İşitme organımıza bağlı olan dil, beynimizdeki karmaşık işlemlerden sonra belli toplumların anlaşma aracı olur. Bu dilin psikolojik özelliğidir.
1930’lu yıllarda günaydın ve tünaydın sözcükleri kullanılmaya başlandığı halde tünaydın halk arasında tutulmadığı için, kısa ömürlü olmuştur.
Dil doğal bir yapıya sahiptir. Canlıdır. Doğar, değişir, gelişir ve bir zaman sonra ölür.
Her canlı gibi dilin de kuralları vardır, bu kurallar içinde yaşamını sürdürür. Bu da dilin doğal niteliğidir.
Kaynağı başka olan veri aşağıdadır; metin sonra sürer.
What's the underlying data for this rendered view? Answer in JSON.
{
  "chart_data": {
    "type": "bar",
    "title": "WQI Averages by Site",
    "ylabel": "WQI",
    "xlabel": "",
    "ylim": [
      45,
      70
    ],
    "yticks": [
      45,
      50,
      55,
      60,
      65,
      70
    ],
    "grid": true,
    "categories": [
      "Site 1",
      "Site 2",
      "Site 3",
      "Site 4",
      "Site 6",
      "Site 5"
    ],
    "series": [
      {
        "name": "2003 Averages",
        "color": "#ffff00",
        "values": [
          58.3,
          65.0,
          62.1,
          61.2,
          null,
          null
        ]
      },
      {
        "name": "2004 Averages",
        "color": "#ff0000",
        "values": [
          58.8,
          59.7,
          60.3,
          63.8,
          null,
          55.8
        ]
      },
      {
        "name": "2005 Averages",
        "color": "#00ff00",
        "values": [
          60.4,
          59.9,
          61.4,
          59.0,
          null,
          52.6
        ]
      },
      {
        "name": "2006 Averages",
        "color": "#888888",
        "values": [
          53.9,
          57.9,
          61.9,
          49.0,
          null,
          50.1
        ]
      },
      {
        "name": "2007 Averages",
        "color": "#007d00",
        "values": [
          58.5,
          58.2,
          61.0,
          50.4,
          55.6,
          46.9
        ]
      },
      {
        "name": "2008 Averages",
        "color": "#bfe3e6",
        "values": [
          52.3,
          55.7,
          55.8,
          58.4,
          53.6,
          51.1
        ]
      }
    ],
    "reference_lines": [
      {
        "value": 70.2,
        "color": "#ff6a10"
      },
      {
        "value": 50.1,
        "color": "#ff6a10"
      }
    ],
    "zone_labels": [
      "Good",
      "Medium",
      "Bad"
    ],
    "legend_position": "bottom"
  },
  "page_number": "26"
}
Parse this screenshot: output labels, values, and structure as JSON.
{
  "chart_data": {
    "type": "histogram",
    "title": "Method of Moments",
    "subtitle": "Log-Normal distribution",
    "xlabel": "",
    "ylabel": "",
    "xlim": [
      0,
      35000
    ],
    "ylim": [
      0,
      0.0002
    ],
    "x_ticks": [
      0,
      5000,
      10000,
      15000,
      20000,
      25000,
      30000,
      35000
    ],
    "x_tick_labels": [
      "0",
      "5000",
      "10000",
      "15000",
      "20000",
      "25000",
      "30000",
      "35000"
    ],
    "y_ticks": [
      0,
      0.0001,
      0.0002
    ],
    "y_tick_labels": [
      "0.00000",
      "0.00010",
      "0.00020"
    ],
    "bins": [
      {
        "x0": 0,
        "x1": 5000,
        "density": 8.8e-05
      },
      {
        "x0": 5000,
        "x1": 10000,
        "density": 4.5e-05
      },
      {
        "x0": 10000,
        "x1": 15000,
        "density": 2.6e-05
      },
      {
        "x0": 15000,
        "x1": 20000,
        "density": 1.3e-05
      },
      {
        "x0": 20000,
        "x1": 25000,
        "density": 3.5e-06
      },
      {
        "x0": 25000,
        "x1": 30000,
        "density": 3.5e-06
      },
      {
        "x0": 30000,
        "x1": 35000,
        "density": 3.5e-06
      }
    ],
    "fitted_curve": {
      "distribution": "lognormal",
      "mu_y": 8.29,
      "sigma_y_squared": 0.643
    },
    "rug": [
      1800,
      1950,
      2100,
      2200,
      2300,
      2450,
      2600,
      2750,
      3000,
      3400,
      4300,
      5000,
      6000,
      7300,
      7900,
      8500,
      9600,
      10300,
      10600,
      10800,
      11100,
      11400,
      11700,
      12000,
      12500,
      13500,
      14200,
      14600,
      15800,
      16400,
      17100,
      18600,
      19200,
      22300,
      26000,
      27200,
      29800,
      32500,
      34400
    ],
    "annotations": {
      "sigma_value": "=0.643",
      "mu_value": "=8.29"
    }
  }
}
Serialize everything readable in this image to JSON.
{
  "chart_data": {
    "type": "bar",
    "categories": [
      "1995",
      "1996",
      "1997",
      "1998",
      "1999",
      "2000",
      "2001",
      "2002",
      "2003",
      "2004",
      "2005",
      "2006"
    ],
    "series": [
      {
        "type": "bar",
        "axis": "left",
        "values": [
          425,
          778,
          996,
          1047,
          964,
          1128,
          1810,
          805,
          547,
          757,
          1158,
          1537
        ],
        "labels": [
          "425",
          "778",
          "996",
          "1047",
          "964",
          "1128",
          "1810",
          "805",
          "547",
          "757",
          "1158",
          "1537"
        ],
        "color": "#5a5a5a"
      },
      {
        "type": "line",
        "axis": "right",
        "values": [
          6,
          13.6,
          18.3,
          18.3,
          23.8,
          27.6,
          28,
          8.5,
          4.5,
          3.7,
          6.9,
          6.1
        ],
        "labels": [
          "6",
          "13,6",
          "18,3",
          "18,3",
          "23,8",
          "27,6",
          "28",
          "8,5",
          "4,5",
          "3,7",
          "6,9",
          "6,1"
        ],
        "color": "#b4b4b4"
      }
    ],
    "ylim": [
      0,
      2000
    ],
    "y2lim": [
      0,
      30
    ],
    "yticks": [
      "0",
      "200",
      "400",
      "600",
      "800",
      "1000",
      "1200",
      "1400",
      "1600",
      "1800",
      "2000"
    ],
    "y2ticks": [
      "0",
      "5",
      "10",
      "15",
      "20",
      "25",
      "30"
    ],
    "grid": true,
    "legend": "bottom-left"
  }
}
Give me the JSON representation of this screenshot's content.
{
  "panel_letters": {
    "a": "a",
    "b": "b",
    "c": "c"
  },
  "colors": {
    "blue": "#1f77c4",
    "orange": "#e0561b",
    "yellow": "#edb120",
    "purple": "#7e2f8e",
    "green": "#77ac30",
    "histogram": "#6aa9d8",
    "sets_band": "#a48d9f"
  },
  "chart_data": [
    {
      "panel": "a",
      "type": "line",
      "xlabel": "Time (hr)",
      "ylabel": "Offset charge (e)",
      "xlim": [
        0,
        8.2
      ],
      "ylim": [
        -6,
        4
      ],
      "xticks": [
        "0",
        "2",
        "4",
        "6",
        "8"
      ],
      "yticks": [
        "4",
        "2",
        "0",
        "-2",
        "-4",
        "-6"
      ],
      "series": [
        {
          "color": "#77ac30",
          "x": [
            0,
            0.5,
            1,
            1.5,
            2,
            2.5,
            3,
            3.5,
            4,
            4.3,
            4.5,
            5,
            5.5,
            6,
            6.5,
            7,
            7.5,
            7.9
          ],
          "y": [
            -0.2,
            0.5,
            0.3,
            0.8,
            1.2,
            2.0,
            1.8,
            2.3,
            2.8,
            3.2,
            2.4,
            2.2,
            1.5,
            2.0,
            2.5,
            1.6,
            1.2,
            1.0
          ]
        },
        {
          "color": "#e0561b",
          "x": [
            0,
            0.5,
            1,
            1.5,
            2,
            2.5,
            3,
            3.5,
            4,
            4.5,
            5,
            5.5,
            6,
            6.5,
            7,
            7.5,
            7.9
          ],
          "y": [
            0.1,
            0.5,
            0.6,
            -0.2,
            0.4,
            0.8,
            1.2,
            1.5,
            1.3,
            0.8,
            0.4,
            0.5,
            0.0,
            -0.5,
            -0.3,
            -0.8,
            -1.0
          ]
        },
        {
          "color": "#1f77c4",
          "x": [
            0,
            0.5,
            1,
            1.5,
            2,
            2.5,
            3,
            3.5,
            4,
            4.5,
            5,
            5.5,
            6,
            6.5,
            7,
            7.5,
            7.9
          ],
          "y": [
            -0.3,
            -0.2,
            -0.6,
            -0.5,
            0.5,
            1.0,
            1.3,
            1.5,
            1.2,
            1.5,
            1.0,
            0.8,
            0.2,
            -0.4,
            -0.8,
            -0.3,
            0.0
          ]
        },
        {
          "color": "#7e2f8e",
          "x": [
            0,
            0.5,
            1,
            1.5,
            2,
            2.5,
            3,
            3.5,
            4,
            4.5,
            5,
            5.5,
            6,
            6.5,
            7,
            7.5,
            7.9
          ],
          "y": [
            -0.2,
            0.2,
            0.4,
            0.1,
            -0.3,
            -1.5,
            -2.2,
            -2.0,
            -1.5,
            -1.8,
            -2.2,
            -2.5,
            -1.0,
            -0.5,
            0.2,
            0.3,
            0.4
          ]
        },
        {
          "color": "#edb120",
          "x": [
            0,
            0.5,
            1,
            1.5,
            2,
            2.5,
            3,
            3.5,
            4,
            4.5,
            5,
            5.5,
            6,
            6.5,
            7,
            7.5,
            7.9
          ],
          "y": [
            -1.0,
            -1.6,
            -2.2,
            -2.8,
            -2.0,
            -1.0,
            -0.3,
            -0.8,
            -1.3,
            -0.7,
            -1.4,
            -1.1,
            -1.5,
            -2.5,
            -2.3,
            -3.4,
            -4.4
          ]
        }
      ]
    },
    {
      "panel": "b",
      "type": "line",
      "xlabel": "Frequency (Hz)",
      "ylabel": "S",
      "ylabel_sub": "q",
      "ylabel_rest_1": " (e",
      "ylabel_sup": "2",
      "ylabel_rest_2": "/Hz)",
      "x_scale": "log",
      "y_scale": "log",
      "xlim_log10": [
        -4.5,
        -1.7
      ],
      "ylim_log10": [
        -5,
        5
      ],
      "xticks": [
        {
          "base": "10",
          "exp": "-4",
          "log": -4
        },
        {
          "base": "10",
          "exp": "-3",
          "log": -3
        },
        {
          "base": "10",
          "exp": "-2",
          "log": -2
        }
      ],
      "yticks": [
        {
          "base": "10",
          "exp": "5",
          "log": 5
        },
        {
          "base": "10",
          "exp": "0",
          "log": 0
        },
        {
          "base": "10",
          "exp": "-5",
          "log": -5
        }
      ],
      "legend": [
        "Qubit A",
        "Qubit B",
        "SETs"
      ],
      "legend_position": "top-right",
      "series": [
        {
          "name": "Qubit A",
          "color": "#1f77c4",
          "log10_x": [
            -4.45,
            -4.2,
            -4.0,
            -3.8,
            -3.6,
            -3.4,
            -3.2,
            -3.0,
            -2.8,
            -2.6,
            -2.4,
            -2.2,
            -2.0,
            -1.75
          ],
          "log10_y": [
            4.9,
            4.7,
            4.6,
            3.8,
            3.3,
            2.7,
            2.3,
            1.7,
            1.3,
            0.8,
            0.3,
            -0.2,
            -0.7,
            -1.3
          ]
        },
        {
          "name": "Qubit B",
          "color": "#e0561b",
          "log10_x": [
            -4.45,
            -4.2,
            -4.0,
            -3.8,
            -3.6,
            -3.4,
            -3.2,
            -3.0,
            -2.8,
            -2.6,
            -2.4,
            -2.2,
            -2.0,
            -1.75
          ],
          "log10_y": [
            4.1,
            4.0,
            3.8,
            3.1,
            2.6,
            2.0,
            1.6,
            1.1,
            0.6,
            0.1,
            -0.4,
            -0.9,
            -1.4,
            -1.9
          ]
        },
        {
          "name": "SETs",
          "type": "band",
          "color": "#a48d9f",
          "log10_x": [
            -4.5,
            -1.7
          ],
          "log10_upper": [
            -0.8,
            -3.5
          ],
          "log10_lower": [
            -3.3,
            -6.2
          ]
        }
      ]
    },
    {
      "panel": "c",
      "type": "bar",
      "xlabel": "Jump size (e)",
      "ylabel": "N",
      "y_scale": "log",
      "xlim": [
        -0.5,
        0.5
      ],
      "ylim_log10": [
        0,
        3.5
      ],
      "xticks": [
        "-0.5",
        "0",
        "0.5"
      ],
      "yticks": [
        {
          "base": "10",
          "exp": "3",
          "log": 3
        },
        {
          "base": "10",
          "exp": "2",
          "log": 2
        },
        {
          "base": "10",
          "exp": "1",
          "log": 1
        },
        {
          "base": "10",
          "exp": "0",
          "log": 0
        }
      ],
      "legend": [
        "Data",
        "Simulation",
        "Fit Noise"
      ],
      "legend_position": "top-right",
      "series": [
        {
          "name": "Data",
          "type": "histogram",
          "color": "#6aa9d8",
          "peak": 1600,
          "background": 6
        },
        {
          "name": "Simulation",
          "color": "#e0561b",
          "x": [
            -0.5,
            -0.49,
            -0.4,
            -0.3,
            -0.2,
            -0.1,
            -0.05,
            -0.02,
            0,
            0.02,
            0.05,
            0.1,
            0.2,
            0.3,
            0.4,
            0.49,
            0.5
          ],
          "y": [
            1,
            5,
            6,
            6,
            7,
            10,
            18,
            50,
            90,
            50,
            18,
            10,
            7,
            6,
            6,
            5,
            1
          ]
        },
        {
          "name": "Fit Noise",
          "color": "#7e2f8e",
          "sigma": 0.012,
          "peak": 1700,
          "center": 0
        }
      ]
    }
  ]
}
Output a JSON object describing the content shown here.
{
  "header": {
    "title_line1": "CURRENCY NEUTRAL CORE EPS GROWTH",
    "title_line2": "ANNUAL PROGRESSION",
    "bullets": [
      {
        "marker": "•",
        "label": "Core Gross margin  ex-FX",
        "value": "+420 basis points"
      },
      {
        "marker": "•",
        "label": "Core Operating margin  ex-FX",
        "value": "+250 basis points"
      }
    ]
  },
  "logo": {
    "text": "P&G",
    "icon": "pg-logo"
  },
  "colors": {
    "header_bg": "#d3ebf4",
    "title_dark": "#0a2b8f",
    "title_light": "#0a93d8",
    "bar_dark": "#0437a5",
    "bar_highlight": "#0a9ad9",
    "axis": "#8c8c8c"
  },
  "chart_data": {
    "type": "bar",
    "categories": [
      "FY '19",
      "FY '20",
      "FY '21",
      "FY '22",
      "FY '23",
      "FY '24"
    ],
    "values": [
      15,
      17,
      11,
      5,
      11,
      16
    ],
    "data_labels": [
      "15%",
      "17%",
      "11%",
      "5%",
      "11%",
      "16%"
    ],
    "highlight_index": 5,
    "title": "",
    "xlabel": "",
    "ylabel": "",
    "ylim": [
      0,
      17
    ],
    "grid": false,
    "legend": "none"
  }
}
Dil, sosyal bir kuruluştur. İnsan topluluklarını uluslaştıran, ulusun bireylerini birbirine kenetleyen en güçlü bağdır. Bu da onun sosyal niteliğidir.
Cumhuriyetten sonra dille uğraşanlar, anadilin anadan öğrenildiğini, çevreden kazanıldığını ileri sürerek okullarda bu dersin okutulmasının gereksiz olduğunu söylerler. Bu nedenle ülkemizde dilbilgisi dersi okullarımızda okutulmaz.
1940 yılında Milli Eğitim Bakanı Hasan Ali Yücel, ülkemizde Türkiye’de görev yapan Alman Profesörü Nöymark’a, Türk gençlerini nasıl bulduğunu sorar. O da “Türk gençleri, çalışkan, bulucu; fakat mantıklı düşünceden yoksun. Mantıklı düşünmenin temeli ise, ‘matematik’ ve ‘gramer’dir.” der.
Not: 2007 Mart Mersin Üniversitesi Eğitim Fakültesi Türkçe Öğretmenliği Böl. Konuşma metni.